The Fray singles chronology
| "Run for Your Life" (2012) | "Love Don't Die" (2013) | "Hurricane" (2014) |

= Love Don't Die =

"Love Don't Die" is a song by American rock band the Fray, released by Epic Records on December 12, 2013, as the lead single from their fourth album, Helios (2014). It was written by vocalist Isaac Slade and guitarist Joe King alongside OneRepublic frontman Ryan Tedder, who served as the song's producer alongside Stuart Price. The song premiered in October 2013, during one of the band's live performances. It peaked at number 60 on the Billboard Hot 100, and remains the band's final song to enter the chart.

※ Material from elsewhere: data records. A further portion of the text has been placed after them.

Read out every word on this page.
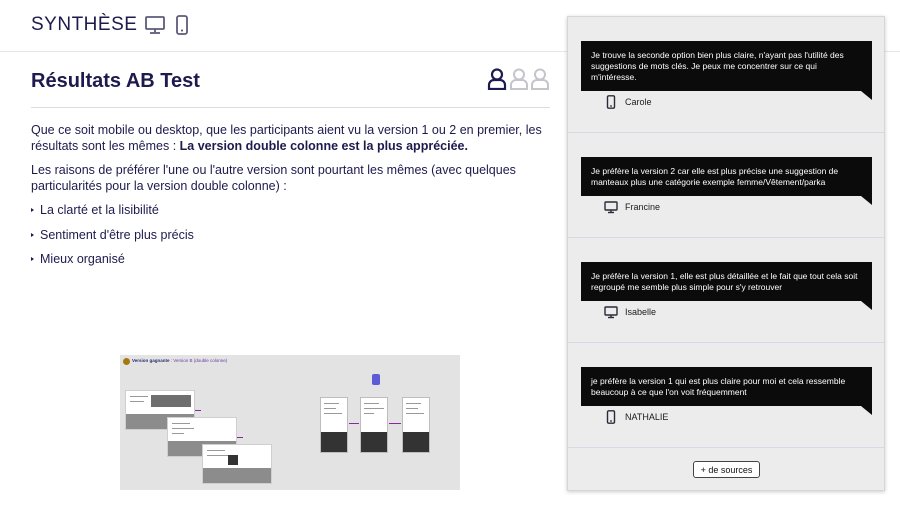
SYNTHÈSE
Résultats AB Test

Que ce soit mobile ou desktop, que les participants aient vu la version 1 ou 2 en premier, les résultats sont les mêmes : La version double colonne est la plus appréciée.

Les raisons de préférer l'une ou l'autre version sont pourtant les mêmes (avec quelques particularités pour la version double colonne) :

La clarté et la lisibilité
Sentiment d'être plus précis
Mieux organisé
Version gagnante : Version B (double colonne)
Je trouve la seconde option bien plus claire, n'ayant pas l'utilité des suggestions de mots clés. Je peux me concentrer sur ce qui m'intéresse.
Carole
Je préfère la version 2 car elle est plus précise une suggestion de manteaux plus une catégorie exemple femme/Vêtement/parka
Francine
Je préfère la version 1, elle est plus détaillée et le fait que tout cela soit regroupé me semble plus simple pour s'y retrouver
Isabelle
je préfère la version 1 qui est plus claire pour moi et cela ressemble beaucoup à ce que l'on voit fréquemment
NATHALIE
+ de sources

"Love Don't Die" was released to airplay on October 15, 2013, and was released for download in the United States on iTunes on October 21, 2013. The song was used in several commercials, including for the Samsung Gear Fit and commercial for CSI:Las Vegas S15 (only available in AXN Asia).

== Music video ==
The music video for the single was released on December 6, 2013. It features the guest star Candice King from The Vampire Diaries, Joe King's then-wife, and holds its setting at a bar. In the video, a stranger begins to harass Candice, so guitarist Joe King initiates a fight. The fight progresses and comes to include the entire band, and ends when the band escapes the bar on motorcycles. The video is heavily inspired by a scene from The Blues Brothers in which similar proceedings in bar take place.

==Live performances==
"Love Don't Die" was performed on October 22, 2013, on NBC's Today Show.

==Chart performance==

===Weekly charts===

| Chart (2013–2014) | Peak position |
|---|---|
| Australia (ARIA) | 44 |
| Canada (Canadian Hot 100) | 70 |
| Canada Hot AC (Billboard) | 31 |
| US Billboard Hot 100 | 60 |
| US Adult Contemporary (Billboard) | 20 |
| US Adult Pop Airplay (Billboard) | 7 |
| US Hot Rock & Alternative Songs (Billboard) | 11 |
| US Rock Airplay (Billboard) | 41 |

===Year-end charts===

| Chart (2014) | Position |
|---|---|
| US Adult Top 40 (Billboard) | 35 |
| US Hot Rock Songs (Billboard) | 25 |

==Certifications==

| Region | Certification | Certified units/sales |
| United States (RIAA) | Gold | 500,000^{‡} |
^{‡} Sales+streaming figures based on certification alone.